Une question de regard

Ambiance Montreux

Ce qui a changé en Aurélien depuis trois ans, ce n’est pas son apparence, ni ses habitudes. C’est son regard sur le monde. Il remarque les choses avec une acuité nouvelle. Les gestes des inconnus dans le train qui le mène à Lausanne. La courbe d’une épaule dans une foule. La lumière rasante du soir sur les vignes de Lavaux. Les détails minuscules qui composent le réel et qui, auparavant, lui passaient sous le nez sans qu’il y prête attention.

Car être amant à Montreux, c’est d’abord être un homme qui regarde. Qui observe. Qui devine. L’interdit ne rend pas aveugle : il aiguise les sens.

Son rapport à son propre corps s’en est trouvé modifié. Le costume qu’il revêt chaque matin pour ses rendez-vous professionnels n’est plus seulement une obligation sociale : c’est une enveloppe qui protège, une armure qu’il choisit avec soin. Il a arrêté de porter la montre que son mari lui avait offerte pour ses trente ans, une belle pièce sobre, parce qu’elle lui semblait trop lourde au poignet. Il préfère, désormais, la sensation du temps qui passe sans repère visible, une manière de s’affranchir, quelques heures, de l’ordre établi.

Le luxe de la confiance

À sa manière, Aurélien est un homme heureux. Heureux dans son travail, où il est reconnu pour la finesse de son palais. Heureux dans son couple, où il trouve une stabilité qui est bien plus qu’un confort. Heureux avec son fils, dont il observe les progrès à l’école avec une fierté tranquille. Heureux, aussi, de cette double vie qui n’est ni une fuite ni une compensation, mais un espace où il peut être pleinement lui-même, sans rien devoir à personne.

Ce que son rôle d’amant lui a appris, au fond, c’est que le désir n’est pas une flamme qui s’éteint faute de combustible. C’est une braise qui couve sous les cendres, patiente, et qui suffit à maintenir une chaleur constante. Peut-être, même, cette chaleur l’aide-t-elle à être plus présent dans sa vie officielle. Plus attentif à Marius, plus tendre avec Aurélien, plus disponible pour ceux qui croisent sa route.

Il se relève du banc. Quelques mouettes crient au-dessus du lac. Il remonte le col de sa veste, non parce qu’il a froid, mais par un geste machinal qui lui donne une contenance. Une femme passe à vélo, le visage à moitié caché sous un casque.
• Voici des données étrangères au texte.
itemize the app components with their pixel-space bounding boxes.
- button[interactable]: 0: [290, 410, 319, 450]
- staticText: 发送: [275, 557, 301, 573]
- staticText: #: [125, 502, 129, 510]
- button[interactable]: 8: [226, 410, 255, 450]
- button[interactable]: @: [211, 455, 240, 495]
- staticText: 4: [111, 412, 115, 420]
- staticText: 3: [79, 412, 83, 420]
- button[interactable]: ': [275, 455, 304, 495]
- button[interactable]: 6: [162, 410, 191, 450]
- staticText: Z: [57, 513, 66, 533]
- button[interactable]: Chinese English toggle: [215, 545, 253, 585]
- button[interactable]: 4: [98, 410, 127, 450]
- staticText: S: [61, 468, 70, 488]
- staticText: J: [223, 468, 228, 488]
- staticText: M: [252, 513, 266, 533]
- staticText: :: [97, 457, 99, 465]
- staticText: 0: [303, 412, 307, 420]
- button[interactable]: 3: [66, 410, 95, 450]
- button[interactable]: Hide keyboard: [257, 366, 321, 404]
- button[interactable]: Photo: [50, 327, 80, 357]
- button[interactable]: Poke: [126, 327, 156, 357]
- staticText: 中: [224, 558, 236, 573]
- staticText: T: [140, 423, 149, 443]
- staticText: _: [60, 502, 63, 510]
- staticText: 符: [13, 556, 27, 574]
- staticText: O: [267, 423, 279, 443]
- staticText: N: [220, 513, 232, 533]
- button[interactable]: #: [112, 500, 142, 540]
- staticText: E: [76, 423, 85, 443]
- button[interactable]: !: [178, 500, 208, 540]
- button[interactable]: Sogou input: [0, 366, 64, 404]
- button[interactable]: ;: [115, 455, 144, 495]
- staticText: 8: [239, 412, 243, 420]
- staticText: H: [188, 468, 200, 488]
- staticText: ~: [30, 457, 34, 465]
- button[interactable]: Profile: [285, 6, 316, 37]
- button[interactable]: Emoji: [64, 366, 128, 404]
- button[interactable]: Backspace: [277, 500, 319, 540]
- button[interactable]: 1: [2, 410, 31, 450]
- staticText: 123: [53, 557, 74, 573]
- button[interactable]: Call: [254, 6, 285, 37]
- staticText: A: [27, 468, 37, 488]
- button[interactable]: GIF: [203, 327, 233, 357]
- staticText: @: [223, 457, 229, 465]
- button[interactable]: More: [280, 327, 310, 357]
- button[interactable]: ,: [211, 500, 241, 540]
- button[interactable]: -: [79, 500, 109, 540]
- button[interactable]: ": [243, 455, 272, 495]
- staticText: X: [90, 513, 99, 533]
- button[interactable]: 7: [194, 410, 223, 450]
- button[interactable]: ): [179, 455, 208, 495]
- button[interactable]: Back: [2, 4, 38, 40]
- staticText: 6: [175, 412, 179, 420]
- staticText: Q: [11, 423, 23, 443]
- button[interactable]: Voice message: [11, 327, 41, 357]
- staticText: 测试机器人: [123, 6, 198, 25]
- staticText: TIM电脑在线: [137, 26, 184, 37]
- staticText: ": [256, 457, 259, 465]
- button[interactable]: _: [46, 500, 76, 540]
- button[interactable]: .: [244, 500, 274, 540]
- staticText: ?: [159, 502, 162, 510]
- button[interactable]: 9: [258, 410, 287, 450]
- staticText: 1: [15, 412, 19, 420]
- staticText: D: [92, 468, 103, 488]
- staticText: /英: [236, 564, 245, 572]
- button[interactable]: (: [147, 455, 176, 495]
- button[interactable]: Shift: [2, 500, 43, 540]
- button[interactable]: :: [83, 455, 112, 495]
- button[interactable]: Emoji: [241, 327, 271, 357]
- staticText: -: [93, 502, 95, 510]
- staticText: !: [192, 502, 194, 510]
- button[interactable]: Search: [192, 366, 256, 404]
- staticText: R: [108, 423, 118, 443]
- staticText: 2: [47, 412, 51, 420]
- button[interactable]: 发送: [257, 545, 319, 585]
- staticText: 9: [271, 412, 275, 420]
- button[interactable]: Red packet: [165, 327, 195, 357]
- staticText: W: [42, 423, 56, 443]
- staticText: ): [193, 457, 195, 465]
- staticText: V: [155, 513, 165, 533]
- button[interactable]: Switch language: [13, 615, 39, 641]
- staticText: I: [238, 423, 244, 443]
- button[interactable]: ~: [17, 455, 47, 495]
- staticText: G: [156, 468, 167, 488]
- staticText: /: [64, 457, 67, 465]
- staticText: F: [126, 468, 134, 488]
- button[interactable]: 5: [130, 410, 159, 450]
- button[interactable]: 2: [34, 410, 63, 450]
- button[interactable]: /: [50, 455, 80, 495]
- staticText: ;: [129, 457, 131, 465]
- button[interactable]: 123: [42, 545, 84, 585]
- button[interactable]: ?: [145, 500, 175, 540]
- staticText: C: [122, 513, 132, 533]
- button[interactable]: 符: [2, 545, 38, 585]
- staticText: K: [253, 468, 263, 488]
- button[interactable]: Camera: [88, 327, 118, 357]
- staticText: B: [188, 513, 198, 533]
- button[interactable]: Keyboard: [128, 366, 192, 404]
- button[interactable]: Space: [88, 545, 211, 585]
Elle ne le regarde pas. Lui non plus.

Mais ils ont partagé, pendant quelques instants, la même ville secrète, celle qui bat sous la ville visible, palpitante de rendez-vous manqués et d’absences désirées.

Continuer à infuser

Le soir tombe sur Montreux. Aurélien rentre à pied, par les raccourcis qu’il connaît par cœur. Il traverse la rue du Lac, remonte vers le centre, longe la pâtisserie où il achètera, samedi, un gâteau pour le goûter de Marius. Il songe au courrier électronique qu’il devra envoyer demain matin à un importateur de thés du Sri Lanka. Il pense aussi, il ne peut pas s’en empêcher, à ce rendez-vous de la semaine prochaine, dont il ignore encore l’heure exacte, mais dont il connaît d’avance la trame sensorielle : la montée de l’escalier sombre, la serrure qui résiste un instant, le silence de la pièce, le regard.

Il aperçoit son mari devant la bibliothèque, en train de fermer la porte, et son fils qui sautille à côté de lui, cartable sur le dos. Le quotidien, banal et précieux. Il hâte le pas. Le soir, il préparera une sauce pour les pâtes et aura une pensée, très brève, pour une boîte de thé qu’il a goûtée la semaine passée et qui n’était pas tout à fait prête. Il la garde de côté. Certaines choses ont besoin de temps pour révéler leur caractère. Il le sait mieux que personne.